In other samples of seafloor rock, the microbe communities typically change gradually, shifting in a way that brings to mind a road trip across an entire country, "whereas here, it's like there are different neighborhoods, and they can change pretty drastically," said Jason Sylvan, a USC post-doctoral researcher and lead author on the paper.
Gated communities of anaerobic organisms (which don't need oxygen to survive) were parked next to gated communities of aerobic organisms, which do require oxygen.
"Finding things that are anaerobic and aerobic right next to each other was surprising," Sylvan told OurAmazingPlanet.
A living arrangement akin to a golden retriever and a trout living across the hall?
"It's probably more drastic than that, but that's the right idea," Sylvan said.
Overall, Edwards said, the research highlights how little we know about the sheer abundance of life on the seafloor, which has implications for understanding large-scale planetary processes.
Both scientists emphasized that the deep ocean increasingly appears to play a huge role in the way carbon dioxide, a greenhouse gas that contributes to climate change, is processed by the planet's interlocking systems of atmosphere, land and ocean.
"There are all these organisms down there making biomass, and that's not accounted for in our carbon cycle at all," Edwards told OurAmazingPlanet. "The ocean floor is quite vast so there is an opportunity for these organisms to have an effect."
The research comes on the heels of splashy news from deep sea vents around the world.

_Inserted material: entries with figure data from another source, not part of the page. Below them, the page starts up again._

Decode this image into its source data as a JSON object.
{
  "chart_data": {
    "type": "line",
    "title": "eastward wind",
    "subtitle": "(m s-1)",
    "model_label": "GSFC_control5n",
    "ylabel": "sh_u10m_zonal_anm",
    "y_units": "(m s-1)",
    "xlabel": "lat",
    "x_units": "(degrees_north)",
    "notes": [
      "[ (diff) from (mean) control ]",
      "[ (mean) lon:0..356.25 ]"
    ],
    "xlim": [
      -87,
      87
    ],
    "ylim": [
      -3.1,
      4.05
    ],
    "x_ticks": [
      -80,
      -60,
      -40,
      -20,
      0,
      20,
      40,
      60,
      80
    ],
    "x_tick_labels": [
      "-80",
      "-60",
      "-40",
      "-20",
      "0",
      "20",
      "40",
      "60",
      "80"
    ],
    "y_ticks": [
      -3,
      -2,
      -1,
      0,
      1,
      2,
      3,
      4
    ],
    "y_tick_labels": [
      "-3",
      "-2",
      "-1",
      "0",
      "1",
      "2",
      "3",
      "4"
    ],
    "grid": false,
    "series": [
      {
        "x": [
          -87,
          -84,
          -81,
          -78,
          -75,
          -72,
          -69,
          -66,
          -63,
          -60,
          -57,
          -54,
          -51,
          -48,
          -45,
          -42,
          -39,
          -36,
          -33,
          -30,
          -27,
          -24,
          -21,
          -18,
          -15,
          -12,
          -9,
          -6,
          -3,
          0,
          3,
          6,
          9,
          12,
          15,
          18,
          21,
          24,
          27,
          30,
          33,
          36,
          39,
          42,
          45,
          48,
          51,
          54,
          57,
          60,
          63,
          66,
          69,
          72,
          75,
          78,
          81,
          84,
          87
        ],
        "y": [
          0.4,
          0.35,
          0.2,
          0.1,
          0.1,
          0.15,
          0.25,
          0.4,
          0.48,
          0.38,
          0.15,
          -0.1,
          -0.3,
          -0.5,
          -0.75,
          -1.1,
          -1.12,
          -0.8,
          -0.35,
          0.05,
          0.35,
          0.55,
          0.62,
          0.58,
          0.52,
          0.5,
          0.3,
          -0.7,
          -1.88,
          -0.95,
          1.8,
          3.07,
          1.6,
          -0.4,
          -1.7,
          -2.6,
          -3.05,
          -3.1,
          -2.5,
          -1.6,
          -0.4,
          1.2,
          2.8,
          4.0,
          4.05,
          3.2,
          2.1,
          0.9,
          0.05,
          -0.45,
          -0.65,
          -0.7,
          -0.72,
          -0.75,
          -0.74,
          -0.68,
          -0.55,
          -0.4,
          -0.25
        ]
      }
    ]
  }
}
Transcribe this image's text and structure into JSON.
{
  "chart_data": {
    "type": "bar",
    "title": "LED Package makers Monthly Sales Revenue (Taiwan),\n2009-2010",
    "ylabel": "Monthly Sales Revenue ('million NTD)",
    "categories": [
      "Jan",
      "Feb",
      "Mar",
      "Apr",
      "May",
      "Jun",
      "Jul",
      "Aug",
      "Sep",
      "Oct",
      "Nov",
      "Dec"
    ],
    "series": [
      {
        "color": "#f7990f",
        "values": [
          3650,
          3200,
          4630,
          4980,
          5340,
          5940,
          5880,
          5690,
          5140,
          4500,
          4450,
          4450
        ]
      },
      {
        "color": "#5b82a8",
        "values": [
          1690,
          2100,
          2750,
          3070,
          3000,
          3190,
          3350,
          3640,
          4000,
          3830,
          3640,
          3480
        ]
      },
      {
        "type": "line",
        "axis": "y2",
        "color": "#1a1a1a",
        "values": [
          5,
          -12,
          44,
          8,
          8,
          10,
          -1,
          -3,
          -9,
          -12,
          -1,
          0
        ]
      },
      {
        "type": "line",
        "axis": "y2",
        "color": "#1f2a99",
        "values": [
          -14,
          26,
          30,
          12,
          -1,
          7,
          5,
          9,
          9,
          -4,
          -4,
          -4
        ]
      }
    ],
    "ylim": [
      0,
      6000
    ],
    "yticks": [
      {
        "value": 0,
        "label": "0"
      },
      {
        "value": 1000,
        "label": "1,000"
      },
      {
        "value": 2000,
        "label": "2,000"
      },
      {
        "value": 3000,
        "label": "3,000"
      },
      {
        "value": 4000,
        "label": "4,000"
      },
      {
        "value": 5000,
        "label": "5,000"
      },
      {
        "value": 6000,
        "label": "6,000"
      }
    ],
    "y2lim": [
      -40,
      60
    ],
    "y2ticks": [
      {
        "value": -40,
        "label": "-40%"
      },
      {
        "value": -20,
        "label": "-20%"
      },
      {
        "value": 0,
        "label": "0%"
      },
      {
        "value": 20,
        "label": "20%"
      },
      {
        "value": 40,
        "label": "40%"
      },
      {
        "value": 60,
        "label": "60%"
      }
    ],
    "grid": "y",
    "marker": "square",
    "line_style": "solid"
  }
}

Scientists recently announced the discovery of ghostly white yeti crabs swarming newfound vents near Antarctica, and bizarre shrimp with eye-like features on their backs that thrive on the deepest vents ever discovered on Earth.
Sylvan said the cold, expired vents deserve attention, too.
"When we think of hydrothermal vents we think of things that are really exciting, like hot, black smoker ventsor big animals," he said, "but there are also exciting things happening that aren't necessarily visible to the naked eye."